Im Radio, TV und in den Illustrierten werden in den kommenden Wochen sicherlich noch einige Nachrufe zu lesen und zu hören sein. Familie, Weggefährten, Fans werden zu Wort kommen. Was wird in Erinnerung bleiben? Seine markante Stimme, seine dem Menschen zugewandte, herzliche Art, seine Gabe, andere zu unterhalten?
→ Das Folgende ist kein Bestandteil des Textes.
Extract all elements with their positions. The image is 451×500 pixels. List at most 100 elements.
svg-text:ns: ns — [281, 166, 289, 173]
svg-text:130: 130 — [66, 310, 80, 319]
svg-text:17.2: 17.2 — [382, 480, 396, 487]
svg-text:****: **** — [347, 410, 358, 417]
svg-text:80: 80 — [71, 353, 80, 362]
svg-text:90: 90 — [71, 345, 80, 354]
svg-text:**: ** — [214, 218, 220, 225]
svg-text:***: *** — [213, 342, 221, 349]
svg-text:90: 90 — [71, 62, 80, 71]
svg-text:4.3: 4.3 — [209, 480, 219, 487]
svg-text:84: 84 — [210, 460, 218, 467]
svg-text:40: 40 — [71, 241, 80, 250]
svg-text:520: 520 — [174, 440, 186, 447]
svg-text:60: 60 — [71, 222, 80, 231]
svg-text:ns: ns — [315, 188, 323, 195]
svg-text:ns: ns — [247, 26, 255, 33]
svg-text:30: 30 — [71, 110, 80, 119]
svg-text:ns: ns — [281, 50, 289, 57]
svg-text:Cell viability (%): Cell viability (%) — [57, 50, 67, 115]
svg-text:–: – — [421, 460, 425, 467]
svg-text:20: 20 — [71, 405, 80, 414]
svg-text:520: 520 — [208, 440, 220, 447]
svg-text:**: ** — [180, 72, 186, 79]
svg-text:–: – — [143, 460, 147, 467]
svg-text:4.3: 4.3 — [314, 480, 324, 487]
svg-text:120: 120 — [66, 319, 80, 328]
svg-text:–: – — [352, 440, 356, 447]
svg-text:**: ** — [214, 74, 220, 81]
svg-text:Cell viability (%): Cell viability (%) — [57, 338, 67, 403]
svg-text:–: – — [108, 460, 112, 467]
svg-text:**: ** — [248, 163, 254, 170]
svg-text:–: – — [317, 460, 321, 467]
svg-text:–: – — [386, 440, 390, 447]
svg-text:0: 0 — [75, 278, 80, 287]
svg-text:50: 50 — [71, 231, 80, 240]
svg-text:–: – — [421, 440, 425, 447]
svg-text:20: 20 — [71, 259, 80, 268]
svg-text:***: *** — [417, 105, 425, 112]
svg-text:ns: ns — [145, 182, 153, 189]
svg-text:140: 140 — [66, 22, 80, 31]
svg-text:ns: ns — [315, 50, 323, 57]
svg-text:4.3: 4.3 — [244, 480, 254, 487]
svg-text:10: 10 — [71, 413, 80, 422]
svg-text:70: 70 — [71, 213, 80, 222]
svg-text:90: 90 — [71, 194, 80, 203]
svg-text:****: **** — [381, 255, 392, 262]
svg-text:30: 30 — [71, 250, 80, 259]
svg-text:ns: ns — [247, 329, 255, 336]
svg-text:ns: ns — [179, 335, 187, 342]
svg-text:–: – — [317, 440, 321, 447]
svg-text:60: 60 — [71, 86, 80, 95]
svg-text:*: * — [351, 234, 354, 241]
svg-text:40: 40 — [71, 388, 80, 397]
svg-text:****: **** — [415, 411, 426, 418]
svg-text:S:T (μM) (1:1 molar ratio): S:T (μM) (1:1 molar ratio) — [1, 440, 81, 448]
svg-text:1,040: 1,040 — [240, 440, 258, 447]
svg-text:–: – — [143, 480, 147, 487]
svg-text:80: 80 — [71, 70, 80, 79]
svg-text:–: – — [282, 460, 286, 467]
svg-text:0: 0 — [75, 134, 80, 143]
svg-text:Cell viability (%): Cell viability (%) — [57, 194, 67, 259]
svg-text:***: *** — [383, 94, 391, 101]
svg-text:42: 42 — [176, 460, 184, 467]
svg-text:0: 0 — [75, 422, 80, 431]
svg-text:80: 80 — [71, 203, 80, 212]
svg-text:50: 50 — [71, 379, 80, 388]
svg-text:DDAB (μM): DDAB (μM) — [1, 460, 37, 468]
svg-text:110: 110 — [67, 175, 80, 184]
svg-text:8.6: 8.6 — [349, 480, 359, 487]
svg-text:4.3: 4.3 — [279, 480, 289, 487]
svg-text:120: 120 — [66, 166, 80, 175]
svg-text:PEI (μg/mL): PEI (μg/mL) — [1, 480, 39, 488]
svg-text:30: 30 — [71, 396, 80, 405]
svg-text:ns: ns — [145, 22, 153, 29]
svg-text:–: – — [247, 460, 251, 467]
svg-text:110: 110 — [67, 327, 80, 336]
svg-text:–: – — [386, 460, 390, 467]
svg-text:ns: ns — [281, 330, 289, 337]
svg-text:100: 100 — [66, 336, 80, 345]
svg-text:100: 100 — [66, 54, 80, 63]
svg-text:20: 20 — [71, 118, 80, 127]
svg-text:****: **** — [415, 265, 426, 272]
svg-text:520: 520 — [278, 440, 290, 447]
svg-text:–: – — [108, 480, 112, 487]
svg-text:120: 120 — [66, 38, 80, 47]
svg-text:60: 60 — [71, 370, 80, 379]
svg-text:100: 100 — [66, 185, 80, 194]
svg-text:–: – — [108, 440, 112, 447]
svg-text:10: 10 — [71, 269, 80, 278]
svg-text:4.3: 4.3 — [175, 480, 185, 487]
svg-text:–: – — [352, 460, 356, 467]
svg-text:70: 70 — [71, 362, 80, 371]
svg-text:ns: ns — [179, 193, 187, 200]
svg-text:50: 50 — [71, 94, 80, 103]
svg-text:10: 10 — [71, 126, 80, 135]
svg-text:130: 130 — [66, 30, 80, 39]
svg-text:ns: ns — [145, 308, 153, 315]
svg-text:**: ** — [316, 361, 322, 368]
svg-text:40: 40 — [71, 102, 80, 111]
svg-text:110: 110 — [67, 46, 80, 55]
Vielleicht wäre es ja sogar in Carlos Sinne, wenn sich der ein oder die andere daran erinnern würde, dass er einen besonderen Draht zum „lieben Gott“ hatte. Denn diese Kraftquelle hat er immer wieder erwähnt.
Offen, ehrlich, mit Gottvertrauen. So werde ich Carlo in Erinnerung behalten!